Домина Гестер Асперция Сигма-Сигма, верховный магос милитара Трисолиана была недовольна, когда Коул добрался до Центра операций по обеспечению безопасности добычи на станции Квинта.
Она резко развернулась всеми шестью шипастыми агрессивными метрами к вбежавшему в двери адепту.
– Техноаколит Велизарий Коул, – заявила она одновременно на готике, бинарике, ризанском диалекте Лингва Технис и неизвестном диалекте новабайта, чего Коул никогда не слышал из ее вокс-динамиков. – Ты опоздал. – Ноосфера вокруг нее кипела цифровой злобой. Поршни и шестерни завыли, когда дюжина техноадептов напряглись под излучаемым доминой гневом.
– Я опоздал, домина, – признался Коул, коротко поклонившись и попытавшись проскочить мимо нее на свое место. – Мне очень жаль, меня задержали мои собственные эксперименты и…
– Молчать! – выпалила она. Из нее хлынул поток такой мерзкой бинарной брани, что Тез-Лар дернулся. Домина бросилась к Коулу, ее механические стопы загремели по палубе, как снаряды стаббера, пробивающие гофрированный пласталевый лист. – Опоздание граничит с неэффективностью. Неэффективность граничит с устарелостью. Ты хочешь, чтобы я отдала приказ о списании?
– Нет, домина, – ответил Коул и распростерся ниц. Домине нравилось подобное поведение от подчиненных.
– Или ты, возможно, предпочел бы присоединиться к моим скитариям, чтобы лучше служить мне. Они, техноаколит, никогда, никогда не опаздывают !
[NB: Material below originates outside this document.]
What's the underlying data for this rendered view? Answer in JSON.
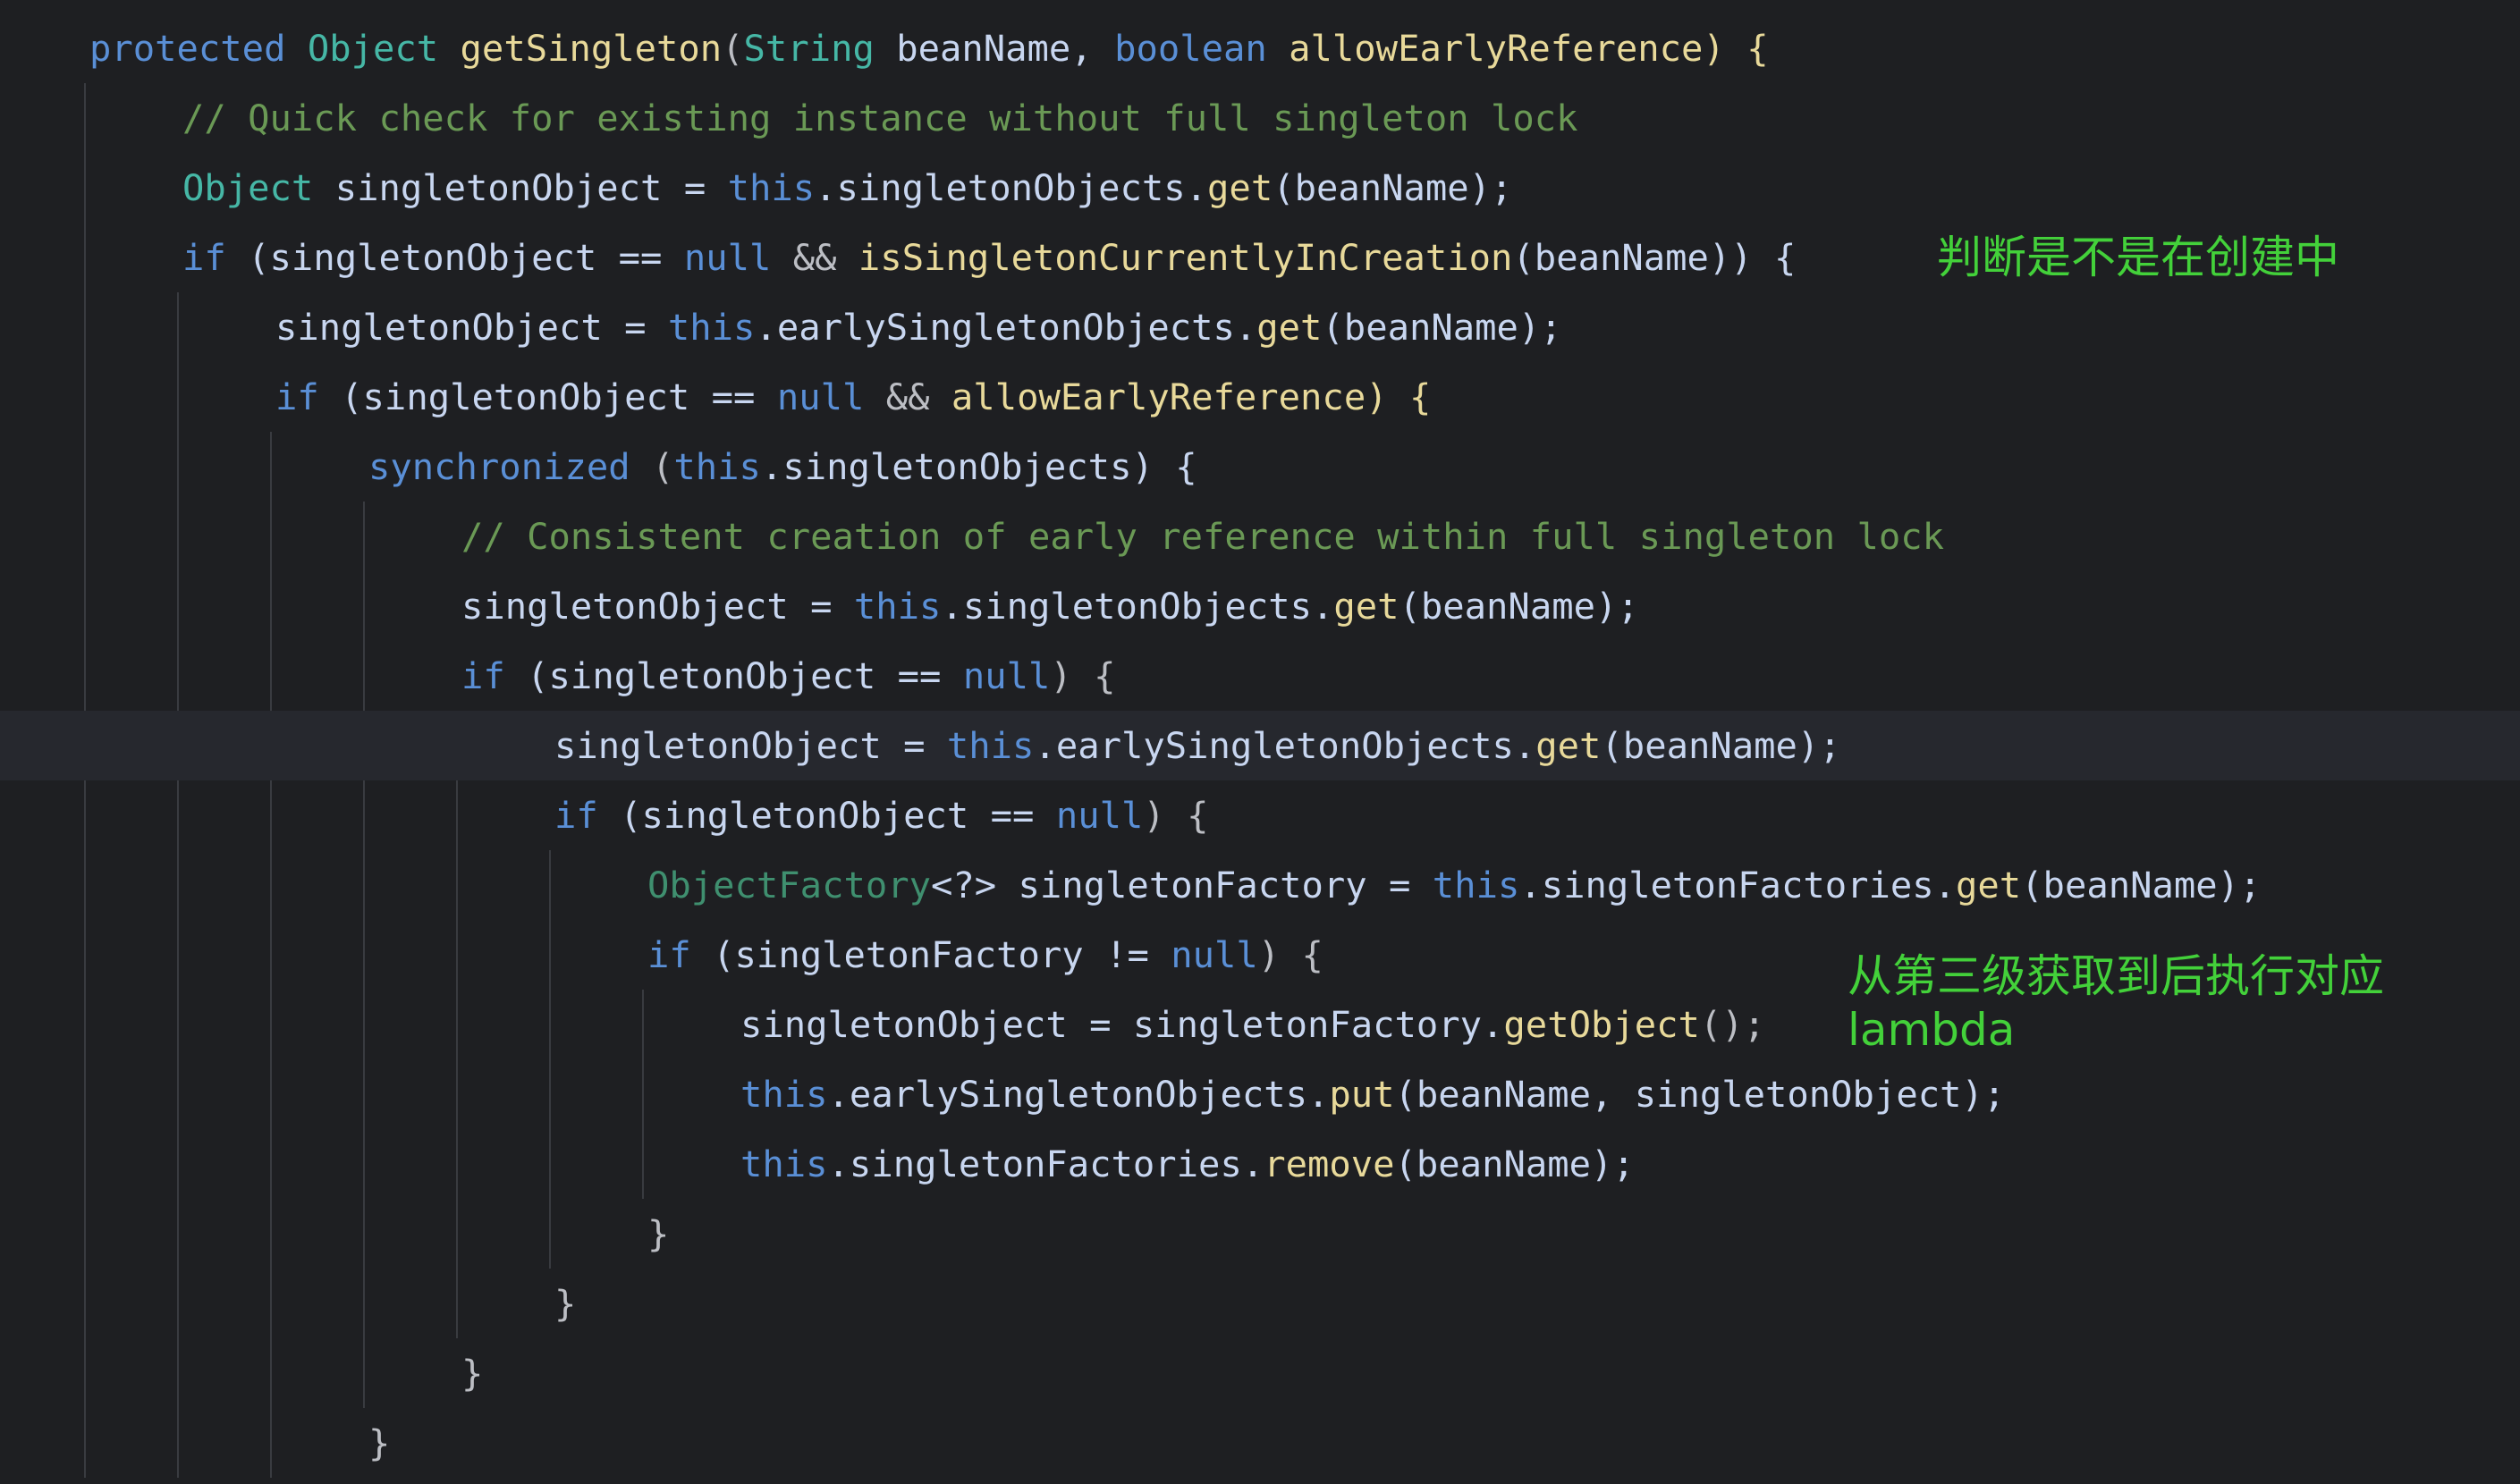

Коул бросил косой взгляд в сторону двери, где стояла пара личных стражников домины. Великолепные в своих медно-серых цветах, они застыли, словно роботы, без единого признака самостоятельной жизни. Скитарии домины были не намного лучше технотрэллов. Ходили слухи, что она держит кору их головного мозга отключенной, все время управляя ими напрямую. Их разумы были заключены в состояние постоянного восторга, опьяненные общением с Движущей Силой. Кое-кто из машинного культа приветствовал бы подобную судьбу, но Коул внутренне задрожал от такой мысли. Независимость была всем для него.
– На место! – Домина поднялась во весь рост. Ее свободная мантия на миг разошлась, обнажив металлические контейнеры, прикрепленные к груди, словно множество поросят к свиноматке. Цилиндры, чье содержимое подпитывалось клубком проводов и трубок, лязгнули о мешанину из медных кабелей и пласталевых пластин. Асперция запахнула мантию.
– Вторая смена должна начать спуск на средние уровни и ожидает твоей помощи. Нетерпеливо ожидает.
– Еще раз приношу свои извинения, домина, – сказал Коул и отправил импульсным мыслекодом Тез-Лара на его место.